By Aaron Applegate
The Virginian-Pilot
VIRGINIA BEACH, Va. — Rebecca Hooker, a 911 dispatcher, watched two red squares inch across a city map on her computer. One square was a fire truck, the other an ambulance. They were heading north on Diamond Springs Road, driving toward Air Rail Drive where a possible heart-attack victim was waiting.
Six months ago, dispatchers couldn’t keep real-time tabs on vehicles.
“We’d have to call and ask,” Hooker said.
The technology is part of a sophisticated — and some say slow-moving — $1.7 million plan to overhaul the way the city’s police, fire and emergency medical services departments respond to emergencies.
The idea is to equip the city’s 450 public safety vehicles with GPS units and computer mapping capabilities that would instantaneously pick the best route to an emergency. Workers use paper maps now. A few bring their personal GPS devices to work to navigate the city’s 7,400 streets and 3,500 road miles.
Some City Council members say it’s taken too long to get basic GPS service in vehicles. The target date for the new system is next June.
“This has been a Rolls Royce solution to a Ford problem,” said Councilman Bill DeSteph, who walked out of a Tuesday meeting in disgust when he learned it would be another year before the system would be finished.
“We’re trying to make it sound so difficult when it’s simple.”
DeSteph and Councilman Jim Wood said the city could have installed commercial GPS devices in vehicles years ago when the council first asked to update the fleet’s technology.
“Every year we ask about it and it’s, ‘It’s coming, it’s coming,’” Wood said.
“We could have bought a thousand Garmins and replaced them five times,” he said, citing a top GPS company.
Emergency service officials share the frustration but say the new technology will be worth the wait.
“Am I frustrated?
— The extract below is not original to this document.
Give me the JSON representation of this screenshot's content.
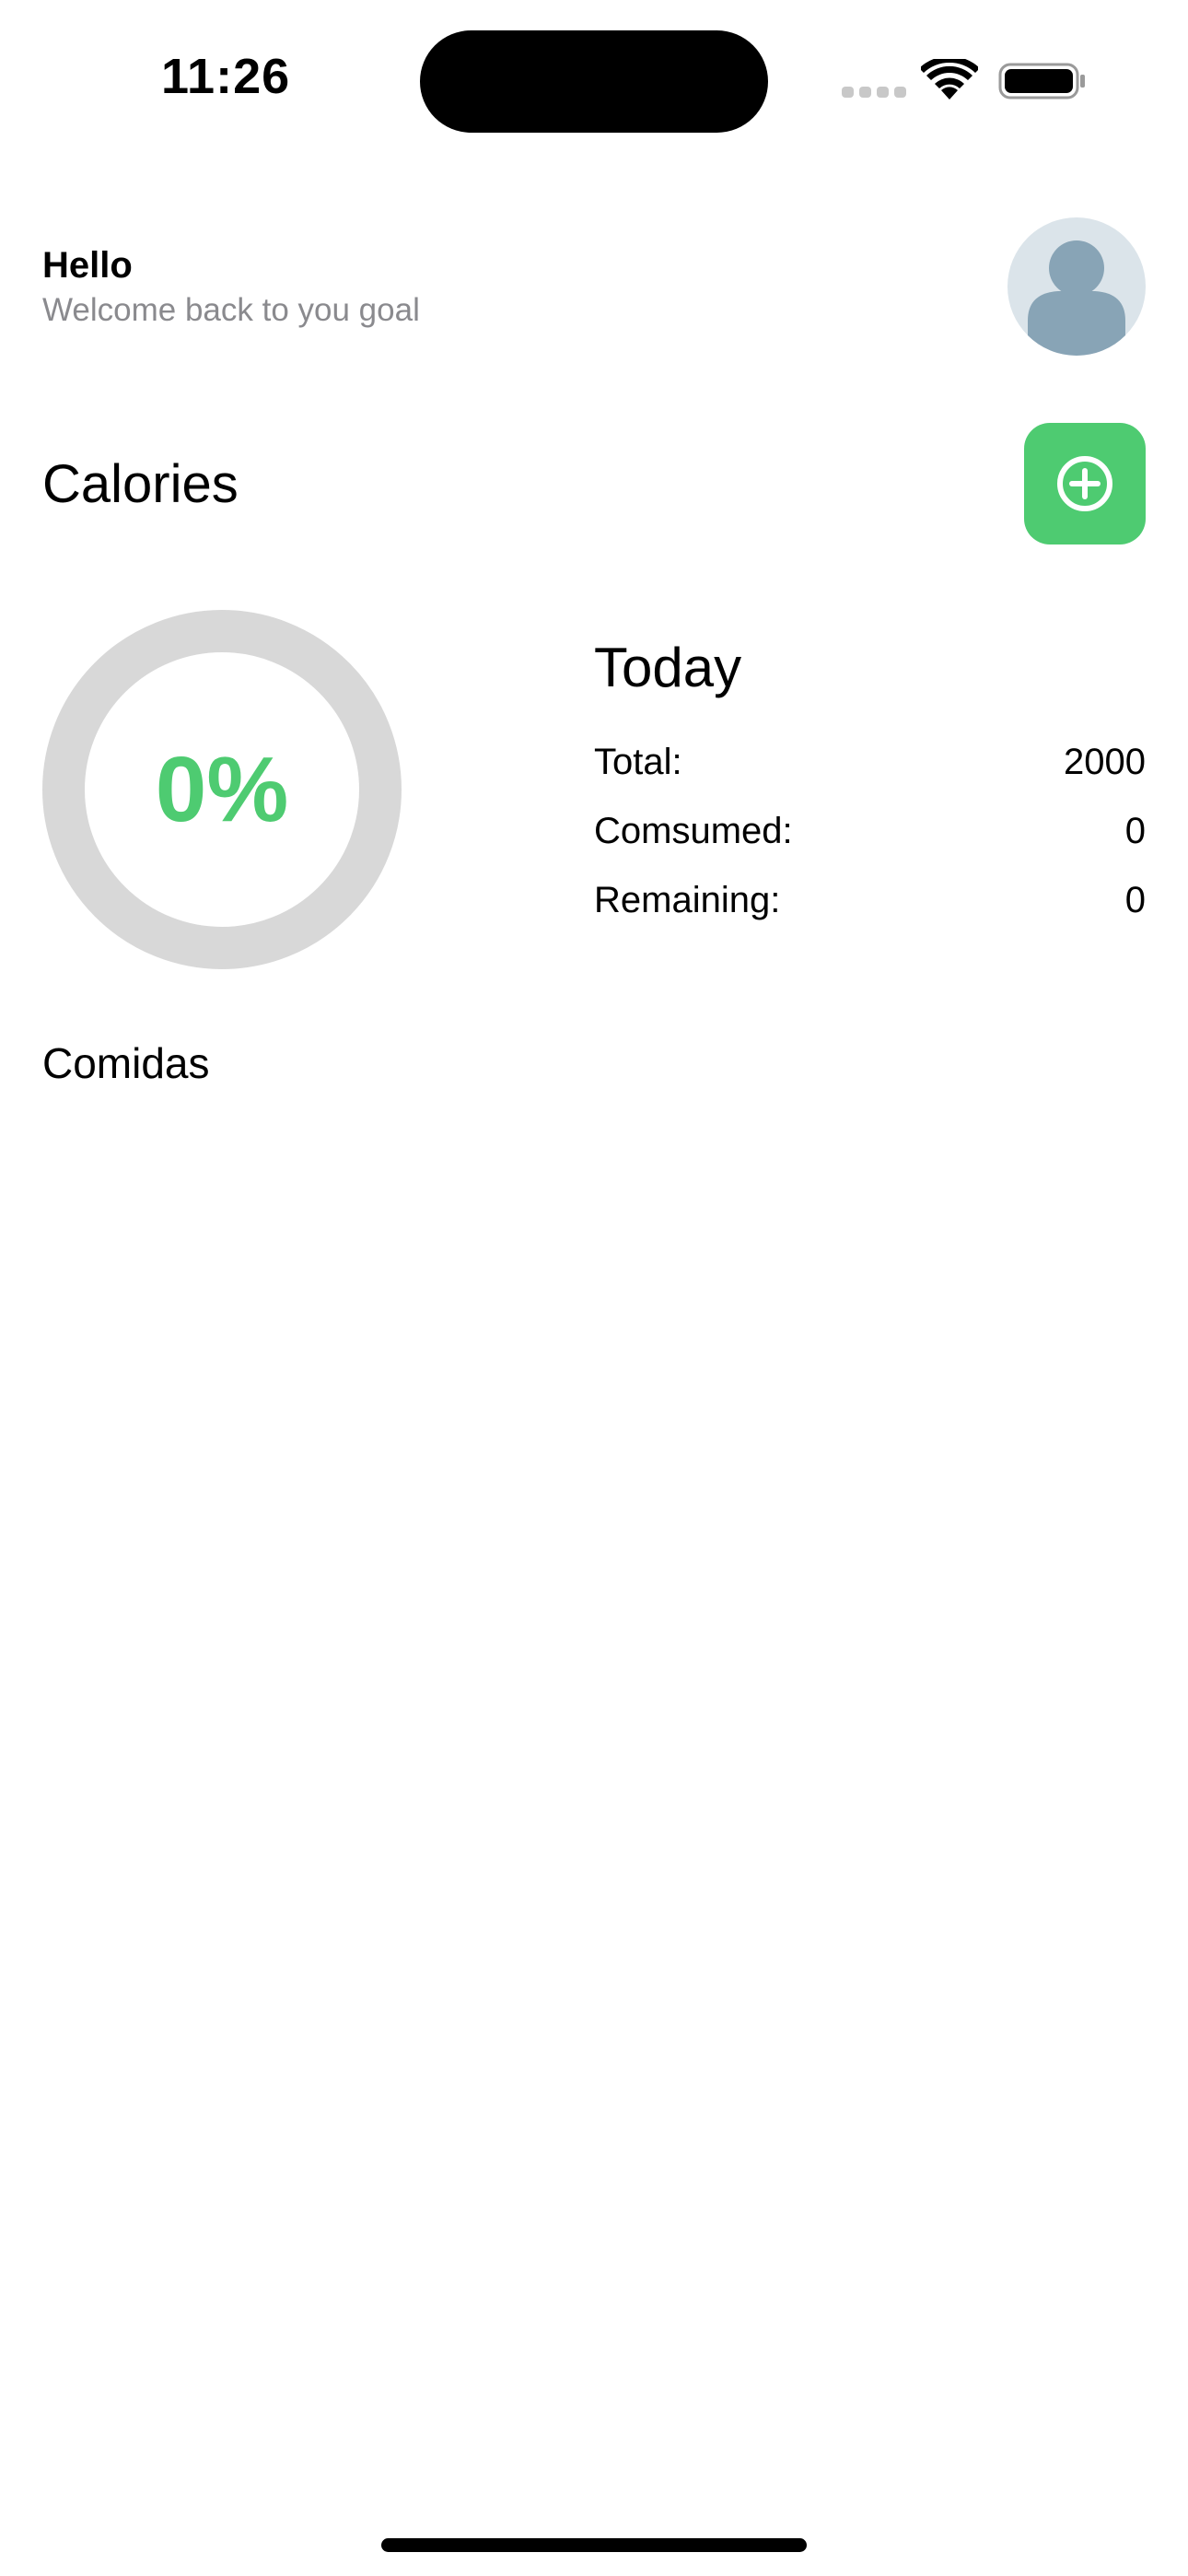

Sure,” EMS Division Chief Tom Green said. “Of course we want it and we want it now, but once you get through the pain of two or three years to get it right, it will be right.”
After pilot studies of commercial GPS devices in 2005, emergency service leaders said they weren’t good enough.
EMS Chief Bruce Edwards explained in a 2007 memo that they “had several shortcomings that rendered them much less reliable than the map books we currently use,” citing the lack of new city roads and poor route choices.
“You couldn’t get a real-time update,” Green said, adding that with the coming system, new streets will be updated automatically.
While most responders know the main streets well, officials said, confusion can arise in apartment or condominium projects where lots of small roads and multiple unit numbers can increase response time.
Jeff Menger, a city Geographic Information Systems analyst, pointed to an apartment complex displayed on a computer in a city police car he’s using to test the system. Each unit was numbered, and the small roads in the complex were displayed to show clear routes.
“You’re not going to get that with a Garmin,” he said.
The map also showed the location of all fire hydrants.
“So if the first truck goes to the right and there’s a hydrant there, but we need a secondary hydrant, I can see it,” said Steve Lesinski, a Fire Department battalion chief.
Councilman Wood said he’s not against the system, just the waiting.
“It’s a great idea. However, it’s been seven years since we asked for them to come up with something,” Wood said. “I have absolutely no confidence it will be delivered on time.”
Councilman Ron Villanueva said he wished commercial GPS units had been installed as a stop-gap measure while the new system was being developed. “If council gave better direction,” he said, “we wouldn’t be here today, so what you have is a bunch of finger-pointing.”